As defined by CalOPPA, the term “personally identifiable information” means “individually identifiable information about an individual consumer collected online by the operator from that individual and maintained by the operator in an accessible form, including any of the following:
- A first and last name;
- A home or other physical address, including street name and name of a city or town;
- An e-mail address;
- A telephone number;
- A social security number;
- Any other identifier that permits the physical or online contacting of a specific individual;
- Information concerning a user that the website or online service collects online from the user and maintains in personally identifiable form in combination with an identifier described in this subdivision.”
On September 27, 2013, California signed into law AB370, an amendment to CalOPPA the “Amendment”). The Amendment takes effect on January 1, 2014 and is a relatively straight forward disclosure law.
Disclosure #1: Operators that collect PII about an individual consumer’s online activities over time and across third party websites and online services, for any reason, must disclose in their privacy policies how they respond to browser Do-Not-Track (“DNT”) signals or other mechanisms that provide consumers with choice regarding the collection of such information.
Arguably, operators that do not engage in such tracking would not have to make any such disclosure.
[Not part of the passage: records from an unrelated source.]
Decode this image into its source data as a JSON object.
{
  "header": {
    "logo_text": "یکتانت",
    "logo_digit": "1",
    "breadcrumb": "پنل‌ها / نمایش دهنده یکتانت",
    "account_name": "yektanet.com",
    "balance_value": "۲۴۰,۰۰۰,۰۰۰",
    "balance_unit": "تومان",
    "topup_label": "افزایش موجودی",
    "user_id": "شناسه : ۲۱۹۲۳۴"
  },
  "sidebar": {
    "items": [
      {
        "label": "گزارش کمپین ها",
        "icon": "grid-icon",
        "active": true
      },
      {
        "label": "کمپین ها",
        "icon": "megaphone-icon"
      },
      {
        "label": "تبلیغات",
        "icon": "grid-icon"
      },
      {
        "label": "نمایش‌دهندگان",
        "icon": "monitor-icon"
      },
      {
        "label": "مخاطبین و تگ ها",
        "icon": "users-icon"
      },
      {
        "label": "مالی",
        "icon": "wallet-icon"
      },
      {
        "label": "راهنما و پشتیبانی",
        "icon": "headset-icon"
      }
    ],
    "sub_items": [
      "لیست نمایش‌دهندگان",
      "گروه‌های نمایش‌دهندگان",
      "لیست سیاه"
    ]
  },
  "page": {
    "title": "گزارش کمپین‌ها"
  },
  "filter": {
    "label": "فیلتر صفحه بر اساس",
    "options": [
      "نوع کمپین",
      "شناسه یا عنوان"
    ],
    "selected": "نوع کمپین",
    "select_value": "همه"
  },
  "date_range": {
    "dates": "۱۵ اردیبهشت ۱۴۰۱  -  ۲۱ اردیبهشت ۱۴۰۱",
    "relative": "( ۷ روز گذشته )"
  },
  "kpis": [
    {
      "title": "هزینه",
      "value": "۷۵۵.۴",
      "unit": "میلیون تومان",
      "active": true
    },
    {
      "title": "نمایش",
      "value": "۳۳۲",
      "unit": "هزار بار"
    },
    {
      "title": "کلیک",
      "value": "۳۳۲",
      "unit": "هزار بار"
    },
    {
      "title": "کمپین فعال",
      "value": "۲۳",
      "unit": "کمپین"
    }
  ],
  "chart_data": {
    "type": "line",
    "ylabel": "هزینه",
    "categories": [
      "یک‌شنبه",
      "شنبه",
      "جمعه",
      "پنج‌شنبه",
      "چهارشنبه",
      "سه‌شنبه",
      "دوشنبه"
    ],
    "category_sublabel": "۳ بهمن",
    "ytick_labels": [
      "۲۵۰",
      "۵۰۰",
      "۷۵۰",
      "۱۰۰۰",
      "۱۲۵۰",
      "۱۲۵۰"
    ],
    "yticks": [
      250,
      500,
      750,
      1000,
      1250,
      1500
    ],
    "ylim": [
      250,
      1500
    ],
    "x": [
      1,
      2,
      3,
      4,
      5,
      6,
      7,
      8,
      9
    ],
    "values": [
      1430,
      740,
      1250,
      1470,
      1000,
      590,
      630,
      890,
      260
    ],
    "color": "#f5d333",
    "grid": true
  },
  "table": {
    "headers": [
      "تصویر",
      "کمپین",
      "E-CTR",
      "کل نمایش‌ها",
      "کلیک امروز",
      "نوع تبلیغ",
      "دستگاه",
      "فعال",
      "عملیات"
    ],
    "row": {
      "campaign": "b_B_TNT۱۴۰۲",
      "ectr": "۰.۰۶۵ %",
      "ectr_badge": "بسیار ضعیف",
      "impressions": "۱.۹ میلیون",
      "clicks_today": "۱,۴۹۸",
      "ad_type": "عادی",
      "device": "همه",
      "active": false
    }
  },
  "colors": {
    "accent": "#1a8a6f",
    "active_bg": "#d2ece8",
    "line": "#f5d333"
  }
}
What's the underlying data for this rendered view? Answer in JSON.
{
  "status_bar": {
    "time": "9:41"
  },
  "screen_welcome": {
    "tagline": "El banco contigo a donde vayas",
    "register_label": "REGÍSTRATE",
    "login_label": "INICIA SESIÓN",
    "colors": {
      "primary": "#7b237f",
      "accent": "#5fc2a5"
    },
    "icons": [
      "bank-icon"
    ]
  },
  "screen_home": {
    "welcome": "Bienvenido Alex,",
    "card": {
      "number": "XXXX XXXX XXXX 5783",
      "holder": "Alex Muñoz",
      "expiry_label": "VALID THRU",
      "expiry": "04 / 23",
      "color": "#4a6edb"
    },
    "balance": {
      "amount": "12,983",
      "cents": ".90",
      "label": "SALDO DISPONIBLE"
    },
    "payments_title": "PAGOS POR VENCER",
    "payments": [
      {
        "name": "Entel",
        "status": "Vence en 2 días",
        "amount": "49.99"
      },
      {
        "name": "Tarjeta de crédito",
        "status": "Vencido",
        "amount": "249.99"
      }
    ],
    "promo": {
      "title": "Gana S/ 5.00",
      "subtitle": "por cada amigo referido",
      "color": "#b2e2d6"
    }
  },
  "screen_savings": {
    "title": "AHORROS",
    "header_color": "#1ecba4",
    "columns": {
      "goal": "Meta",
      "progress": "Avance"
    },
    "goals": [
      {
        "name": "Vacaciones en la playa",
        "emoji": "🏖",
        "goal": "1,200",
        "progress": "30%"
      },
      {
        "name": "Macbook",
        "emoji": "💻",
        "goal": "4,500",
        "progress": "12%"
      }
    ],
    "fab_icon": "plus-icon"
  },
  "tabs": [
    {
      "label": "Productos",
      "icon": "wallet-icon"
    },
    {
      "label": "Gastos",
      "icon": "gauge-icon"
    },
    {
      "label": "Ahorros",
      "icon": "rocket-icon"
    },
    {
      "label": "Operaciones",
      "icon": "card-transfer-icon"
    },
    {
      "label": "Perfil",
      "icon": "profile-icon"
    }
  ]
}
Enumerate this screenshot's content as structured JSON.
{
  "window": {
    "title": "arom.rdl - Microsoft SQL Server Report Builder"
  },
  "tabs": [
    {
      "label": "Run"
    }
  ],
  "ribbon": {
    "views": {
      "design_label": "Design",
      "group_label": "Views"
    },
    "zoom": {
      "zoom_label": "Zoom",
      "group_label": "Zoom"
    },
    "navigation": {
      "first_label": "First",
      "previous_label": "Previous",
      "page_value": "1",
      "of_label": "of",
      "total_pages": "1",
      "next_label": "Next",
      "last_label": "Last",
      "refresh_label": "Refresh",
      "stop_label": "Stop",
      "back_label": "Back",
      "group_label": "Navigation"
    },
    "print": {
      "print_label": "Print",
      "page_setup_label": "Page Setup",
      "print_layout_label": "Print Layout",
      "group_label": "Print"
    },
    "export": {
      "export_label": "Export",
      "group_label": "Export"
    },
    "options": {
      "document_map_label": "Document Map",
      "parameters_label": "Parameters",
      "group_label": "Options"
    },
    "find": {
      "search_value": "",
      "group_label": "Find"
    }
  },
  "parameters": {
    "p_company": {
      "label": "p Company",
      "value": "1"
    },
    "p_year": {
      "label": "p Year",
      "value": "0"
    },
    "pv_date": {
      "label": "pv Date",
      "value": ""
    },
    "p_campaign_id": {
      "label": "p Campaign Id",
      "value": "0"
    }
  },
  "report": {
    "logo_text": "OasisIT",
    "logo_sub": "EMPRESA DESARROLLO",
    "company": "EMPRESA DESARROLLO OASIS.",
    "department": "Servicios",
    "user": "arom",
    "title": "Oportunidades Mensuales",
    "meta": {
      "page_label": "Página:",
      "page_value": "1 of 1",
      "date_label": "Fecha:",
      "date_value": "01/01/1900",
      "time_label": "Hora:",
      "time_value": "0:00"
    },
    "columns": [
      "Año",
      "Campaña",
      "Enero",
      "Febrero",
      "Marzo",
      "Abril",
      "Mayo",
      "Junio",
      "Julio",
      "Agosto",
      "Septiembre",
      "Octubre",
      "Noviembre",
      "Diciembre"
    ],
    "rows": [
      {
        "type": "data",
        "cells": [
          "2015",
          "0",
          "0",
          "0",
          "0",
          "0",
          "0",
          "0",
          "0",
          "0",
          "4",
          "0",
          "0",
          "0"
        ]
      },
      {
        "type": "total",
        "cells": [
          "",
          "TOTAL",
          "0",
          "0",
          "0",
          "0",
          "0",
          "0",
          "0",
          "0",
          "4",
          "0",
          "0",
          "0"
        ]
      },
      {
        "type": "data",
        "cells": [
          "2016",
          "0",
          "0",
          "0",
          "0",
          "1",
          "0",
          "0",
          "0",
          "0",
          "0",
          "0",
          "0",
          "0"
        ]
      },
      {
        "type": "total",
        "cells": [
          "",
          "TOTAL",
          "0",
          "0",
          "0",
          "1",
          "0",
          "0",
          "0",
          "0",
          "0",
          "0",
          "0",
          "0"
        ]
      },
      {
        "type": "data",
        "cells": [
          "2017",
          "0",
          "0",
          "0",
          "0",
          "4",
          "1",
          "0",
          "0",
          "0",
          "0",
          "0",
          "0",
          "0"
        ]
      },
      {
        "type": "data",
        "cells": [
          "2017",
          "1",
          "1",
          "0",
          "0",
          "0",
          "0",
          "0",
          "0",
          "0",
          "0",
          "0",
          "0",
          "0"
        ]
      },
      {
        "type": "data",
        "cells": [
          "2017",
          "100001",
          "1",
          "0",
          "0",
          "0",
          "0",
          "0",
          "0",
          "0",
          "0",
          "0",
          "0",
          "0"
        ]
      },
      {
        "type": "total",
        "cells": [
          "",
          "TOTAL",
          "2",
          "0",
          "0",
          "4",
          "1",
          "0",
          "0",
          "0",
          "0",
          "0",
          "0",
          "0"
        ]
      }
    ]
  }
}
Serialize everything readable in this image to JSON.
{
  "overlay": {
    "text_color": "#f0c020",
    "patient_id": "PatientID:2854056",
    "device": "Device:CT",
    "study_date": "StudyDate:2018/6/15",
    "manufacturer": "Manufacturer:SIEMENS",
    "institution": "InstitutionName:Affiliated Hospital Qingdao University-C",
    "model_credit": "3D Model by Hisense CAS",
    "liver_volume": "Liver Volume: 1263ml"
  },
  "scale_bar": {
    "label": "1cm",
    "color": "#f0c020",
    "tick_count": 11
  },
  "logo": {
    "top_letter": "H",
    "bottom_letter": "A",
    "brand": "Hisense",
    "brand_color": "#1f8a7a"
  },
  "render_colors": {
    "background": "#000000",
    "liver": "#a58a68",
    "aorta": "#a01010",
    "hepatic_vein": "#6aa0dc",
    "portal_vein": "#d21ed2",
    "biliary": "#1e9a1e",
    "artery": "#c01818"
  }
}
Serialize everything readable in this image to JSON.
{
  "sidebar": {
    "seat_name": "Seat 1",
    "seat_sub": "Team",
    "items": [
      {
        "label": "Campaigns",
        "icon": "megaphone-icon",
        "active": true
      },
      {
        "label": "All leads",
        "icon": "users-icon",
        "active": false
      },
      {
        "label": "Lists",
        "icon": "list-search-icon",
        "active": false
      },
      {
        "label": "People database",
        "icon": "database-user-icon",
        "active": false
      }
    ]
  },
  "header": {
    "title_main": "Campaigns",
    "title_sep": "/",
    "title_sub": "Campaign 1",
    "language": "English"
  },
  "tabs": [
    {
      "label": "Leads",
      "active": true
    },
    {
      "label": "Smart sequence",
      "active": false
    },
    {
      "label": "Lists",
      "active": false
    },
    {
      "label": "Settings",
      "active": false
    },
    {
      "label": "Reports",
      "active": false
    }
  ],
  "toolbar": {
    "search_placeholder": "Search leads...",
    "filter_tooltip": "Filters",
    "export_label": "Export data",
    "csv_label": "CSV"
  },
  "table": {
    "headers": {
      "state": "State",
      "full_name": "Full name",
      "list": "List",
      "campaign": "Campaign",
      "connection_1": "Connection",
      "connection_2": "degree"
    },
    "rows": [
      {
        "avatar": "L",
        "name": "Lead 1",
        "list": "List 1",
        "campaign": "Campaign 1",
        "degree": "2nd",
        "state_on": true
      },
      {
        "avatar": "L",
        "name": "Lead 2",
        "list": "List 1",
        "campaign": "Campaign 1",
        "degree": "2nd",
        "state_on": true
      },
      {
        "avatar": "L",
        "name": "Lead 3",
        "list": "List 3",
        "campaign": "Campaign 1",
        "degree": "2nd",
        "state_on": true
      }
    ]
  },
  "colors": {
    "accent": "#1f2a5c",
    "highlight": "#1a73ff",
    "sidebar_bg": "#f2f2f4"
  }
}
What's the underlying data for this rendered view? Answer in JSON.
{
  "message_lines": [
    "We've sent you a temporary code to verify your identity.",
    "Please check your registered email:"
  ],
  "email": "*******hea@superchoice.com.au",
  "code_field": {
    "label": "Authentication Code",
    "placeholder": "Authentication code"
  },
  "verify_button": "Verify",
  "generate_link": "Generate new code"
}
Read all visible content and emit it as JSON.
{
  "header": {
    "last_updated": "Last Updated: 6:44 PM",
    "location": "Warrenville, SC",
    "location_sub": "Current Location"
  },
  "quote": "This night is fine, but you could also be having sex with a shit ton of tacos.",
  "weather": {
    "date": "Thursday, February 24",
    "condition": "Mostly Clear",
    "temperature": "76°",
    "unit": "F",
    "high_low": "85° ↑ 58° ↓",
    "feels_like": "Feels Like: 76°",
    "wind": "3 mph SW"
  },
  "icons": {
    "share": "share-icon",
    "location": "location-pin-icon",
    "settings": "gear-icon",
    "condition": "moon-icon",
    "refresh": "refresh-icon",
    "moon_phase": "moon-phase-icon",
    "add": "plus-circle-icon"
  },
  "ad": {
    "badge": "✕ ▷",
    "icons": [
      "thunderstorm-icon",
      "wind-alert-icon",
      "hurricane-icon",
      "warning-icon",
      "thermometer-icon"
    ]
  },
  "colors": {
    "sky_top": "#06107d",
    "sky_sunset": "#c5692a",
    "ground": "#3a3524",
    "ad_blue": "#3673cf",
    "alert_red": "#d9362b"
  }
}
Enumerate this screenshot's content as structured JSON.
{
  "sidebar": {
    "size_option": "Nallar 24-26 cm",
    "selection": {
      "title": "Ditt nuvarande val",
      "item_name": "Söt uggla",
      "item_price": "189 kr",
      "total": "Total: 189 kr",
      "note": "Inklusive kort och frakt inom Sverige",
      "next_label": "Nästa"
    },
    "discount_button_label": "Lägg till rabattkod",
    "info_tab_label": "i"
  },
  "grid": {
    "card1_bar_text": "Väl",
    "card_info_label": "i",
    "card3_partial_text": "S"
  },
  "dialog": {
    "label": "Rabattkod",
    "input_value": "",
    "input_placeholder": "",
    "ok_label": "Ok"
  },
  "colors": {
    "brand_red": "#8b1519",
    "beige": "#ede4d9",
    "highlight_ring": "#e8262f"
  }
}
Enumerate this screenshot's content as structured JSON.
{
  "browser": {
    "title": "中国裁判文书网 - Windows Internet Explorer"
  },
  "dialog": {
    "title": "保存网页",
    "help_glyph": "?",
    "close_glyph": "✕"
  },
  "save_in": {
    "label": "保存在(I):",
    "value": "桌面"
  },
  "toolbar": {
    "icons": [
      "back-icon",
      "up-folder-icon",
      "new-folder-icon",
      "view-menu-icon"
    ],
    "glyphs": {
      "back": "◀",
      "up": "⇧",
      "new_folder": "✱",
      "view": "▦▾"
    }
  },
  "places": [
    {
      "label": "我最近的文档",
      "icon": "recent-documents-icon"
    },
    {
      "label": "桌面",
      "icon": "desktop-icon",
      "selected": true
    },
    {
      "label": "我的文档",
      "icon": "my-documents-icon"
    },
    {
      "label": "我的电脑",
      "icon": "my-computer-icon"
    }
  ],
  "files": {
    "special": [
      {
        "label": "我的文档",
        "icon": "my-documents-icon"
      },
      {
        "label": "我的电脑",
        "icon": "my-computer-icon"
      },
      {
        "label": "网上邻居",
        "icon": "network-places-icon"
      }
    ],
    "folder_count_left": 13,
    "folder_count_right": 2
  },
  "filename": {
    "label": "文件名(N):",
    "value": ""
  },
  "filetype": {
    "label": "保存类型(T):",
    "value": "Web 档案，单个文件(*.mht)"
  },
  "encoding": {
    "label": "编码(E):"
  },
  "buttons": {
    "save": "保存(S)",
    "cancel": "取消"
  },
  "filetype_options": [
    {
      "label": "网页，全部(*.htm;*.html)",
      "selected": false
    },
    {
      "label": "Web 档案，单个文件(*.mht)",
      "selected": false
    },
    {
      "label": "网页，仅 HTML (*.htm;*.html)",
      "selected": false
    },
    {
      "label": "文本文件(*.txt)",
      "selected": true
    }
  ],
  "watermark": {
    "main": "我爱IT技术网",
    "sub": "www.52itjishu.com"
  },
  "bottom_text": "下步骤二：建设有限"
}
Although it would be prudent to add a simple statement indicating that no PII is collected “over time and across third-party websites,” for any purpose, including without limitation, online behavioral advertising, market research, website analytics, website operations, fraud detection and prevention, or security.
Disclosure #2: The Amendment also requires all operators to disclose whether third parties are permitted to collect PII about an individual consumer’s online activities over time and across different websites when a consumer uses the applicable website or service. The categories of third parties with whom PII is shared should also be disclosed.
For example, advertising networks often place “cookies” and other code to compile usage data about consumers as they move from website to website. An operator must know what its marketing firms are doing. For example, if an operator uses Google AdSense ads on a website or uses the service itself to place advertisements on other websites, the operator must make the disclosure.
It is anticipated that the California Attorney General will enforce the Amendment via an expanded definition of PII. Nevertheless, compliance should not be difficult because the new rules simply require disclosure and increased transparency.
The Amendment does not require operators to respond to DNT or to honor a consumer’s choice not to be tracked. It does not prevent advertisers from tracking or targeting ads, or retaining and using PII. There is simply no excuse to wait to be notified of non-compliance.
Lastly, it is critical to realize that the Amendment applies to the collection and tracking of information from California residents. Accordingly, the legislation applies to operators that do business in California and track California residents, even if there is no physical presence in California.
Consult an advertising law attorney and conduct an audit of your online and mobile websites to determine the best practices for compliance. Amend your privacy policies now. Accurately say what you do and then do what you say.
Information conveyed in this article is provided for informational purposes only and does not constitute, nor should it be relied upon, as legal advice. No person should act or rely on any information in this article without seeking the advice of an attorney.